Als de vreemdeling de aanvraag op grond van artikel 64 Vw indient bij de DT&V, de vreemdelingenpolitie, ZHP, KMar of het COA, wordt de aanvraag doorgezonden aan de IND.

De vreemdeling onderbouwt de aanvraag op grond van artikel 64 Vw in ieder geval met de volgende bewijsmiddelen:

  • 1. een ingevulde en ondertekende toestemmingsverklaring, niet ouder dan zes maanden met vermelding van de behandelaars, bij wie de vreemdeling momenteel onder behandeling staat.

  • 2. een gedagtekend, ondertekend schriftelijk bewijs van de medische behandelaar(s), niet ouder dan zes weken op het moment waarop het overgelegd wordt, waaruit blijkt:

    • a. de naam, het adres en het registratienummer van het register van Beroepen in de Individuele Gezondheidszorg of het Nederlands Instituut van Psychologen van de behandelaar(s);

    • b. welke medische klachten de vreemdeling heeft, waarvoor hij door de behandelaar wordt behandeld;

    • c. de datum van de start van de behandeling en indien dit bekend is de verwachte einddatum van de behandeling.

  • 3. een kopie van een geldig document voor grensoverschrijding en/ of identiteitsdocument of andere bewijsmiddelen waarmee de vreemdeling inzicht in zijn identiteit en nationaliteit geeft.

De IND stelt de bijlagen ‘toestemmingsverklaring’ en ‘bewijs omtrent medische situatie vreemdeling’ beschikbaar via zijn website. Ook zijn deze bijlagen bij de IND-loketten verkrijgbaar.

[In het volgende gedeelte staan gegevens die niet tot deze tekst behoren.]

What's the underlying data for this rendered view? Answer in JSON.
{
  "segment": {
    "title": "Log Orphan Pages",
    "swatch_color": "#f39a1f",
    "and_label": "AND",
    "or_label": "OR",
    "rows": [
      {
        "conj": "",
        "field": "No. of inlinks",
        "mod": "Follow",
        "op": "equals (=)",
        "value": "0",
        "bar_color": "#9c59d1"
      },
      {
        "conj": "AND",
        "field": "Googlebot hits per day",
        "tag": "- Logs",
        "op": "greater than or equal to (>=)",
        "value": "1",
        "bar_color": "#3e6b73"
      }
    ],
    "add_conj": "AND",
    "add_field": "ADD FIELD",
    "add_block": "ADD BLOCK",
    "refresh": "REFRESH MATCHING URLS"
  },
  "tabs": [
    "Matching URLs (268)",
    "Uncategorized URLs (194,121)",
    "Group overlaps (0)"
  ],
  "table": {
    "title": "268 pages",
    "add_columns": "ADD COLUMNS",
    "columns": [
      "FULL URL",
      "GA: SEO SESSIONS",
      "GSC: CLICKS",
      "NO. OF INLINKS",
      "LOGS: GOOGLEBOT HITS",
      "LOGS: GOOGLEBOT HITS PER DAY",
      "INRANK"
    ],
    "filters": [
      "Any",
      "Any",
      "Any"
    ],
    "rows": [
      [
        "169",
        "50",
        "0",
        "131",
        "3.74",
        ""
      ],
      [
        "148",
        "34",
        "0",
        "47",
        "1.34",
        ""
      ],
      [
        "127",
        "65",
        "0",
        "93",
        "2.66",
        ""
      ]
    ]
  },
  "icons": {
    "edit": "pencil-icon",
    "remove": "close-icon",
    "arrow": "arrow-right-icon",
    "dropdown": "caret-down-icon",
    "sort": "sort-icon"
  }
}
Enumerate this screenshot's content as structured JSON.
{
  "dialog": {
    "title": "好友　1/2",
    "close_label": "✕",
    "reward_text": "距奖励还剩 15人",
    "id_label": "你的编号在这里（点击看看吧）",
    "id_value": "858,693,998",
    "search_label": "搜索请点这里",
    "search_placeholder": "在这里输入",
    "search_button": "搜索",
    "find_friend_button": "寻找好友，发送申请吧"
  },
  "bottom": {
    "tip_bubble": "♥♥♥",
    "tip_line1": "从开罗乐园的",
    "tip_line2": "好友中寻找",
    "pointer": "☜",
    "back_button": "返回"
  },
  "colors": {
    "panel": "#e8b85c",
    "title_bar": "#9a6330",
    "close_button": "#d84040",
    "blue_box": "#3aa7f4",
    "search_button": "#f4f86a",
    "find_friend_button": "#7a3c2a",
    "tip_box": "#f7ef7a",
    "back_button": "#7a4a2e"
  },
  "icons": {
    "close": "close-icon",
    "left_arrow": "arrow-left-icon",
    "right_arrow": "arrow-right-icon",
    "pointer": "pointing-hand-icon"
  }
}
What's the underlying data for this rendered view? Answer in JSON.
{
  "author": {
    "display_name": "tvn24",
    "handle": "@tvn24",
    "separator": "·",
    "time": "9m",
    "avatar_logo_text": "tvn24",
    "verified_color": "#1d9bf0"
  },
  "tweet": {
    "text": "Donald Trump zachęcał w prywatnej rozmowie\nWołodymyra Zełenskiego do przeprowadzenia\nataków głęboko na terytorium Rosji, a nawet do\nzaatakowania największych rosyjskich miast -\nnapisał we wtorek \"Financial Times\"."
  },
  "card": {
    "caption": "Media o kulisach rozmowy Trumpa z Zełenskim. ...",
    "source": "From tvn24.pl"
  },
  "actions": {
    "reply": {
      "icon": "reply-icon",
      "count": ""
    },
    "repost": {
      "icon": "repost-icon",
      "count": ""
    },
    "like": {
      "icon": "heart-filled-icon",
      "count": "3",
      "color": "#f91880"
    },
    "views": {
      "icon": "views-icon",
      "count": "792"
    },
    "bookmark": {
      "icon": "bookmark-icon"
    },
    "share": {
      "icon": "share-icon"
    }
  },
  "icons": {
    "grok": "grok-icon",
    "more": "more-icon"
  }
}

Als de vreemdeling niet beschikt over een geldig document voor grensoverschrijding beschouwt de IND de volgende documenten als een bewijsmiddel van identiteit en nationaliteit:

  • een schriftelijke verklaring van de autoriteiten van het land waarvan de vreemdeling onderdaan is, waarin de autoriteiten van dat land motiveren waarom de vreemdeling niet in het bezit wordt gesteld van een geldig document voor grensoverschrijding; en

  • aanvullende gegevens en bescheiden met betrekking tot zijn identiteit en nationaliteit zoals een identiteitskaart, een geboorteakte of een nationaliteitsverklaring.

De IND beoordeelt of de hierboven genoemde bewijsmiddelen compleet zijn. Als deze ontbreken of incompleet zijn, stelt de IND de vreemdeling in de gelegenheid binnen twee weken de aanvraag aan te vullen en dit verzuim te herstellen. Als de vreemdeling hieraan niet voldoet, wijst de IND de aanvraag af. De redelijke termijn van twee weken kan korter zijn als de uitzetting van de vreemdeling gepland is.

De beslistermijn op de aanvraag op grond van artikel 64 Vw mag eenmalig worden verlengd met dertien weken. De verlenging van de beslistermijn is in ieder geval redelijk als BMA onderzoek moet doen naar de medische problematiek van de vreemdeling. De IND maakt aan de vreemdeling schriftelijk bekend binnen welke termijn een besluit op de aanvraag op grond van artikel 64 Vw kan worden verwacht.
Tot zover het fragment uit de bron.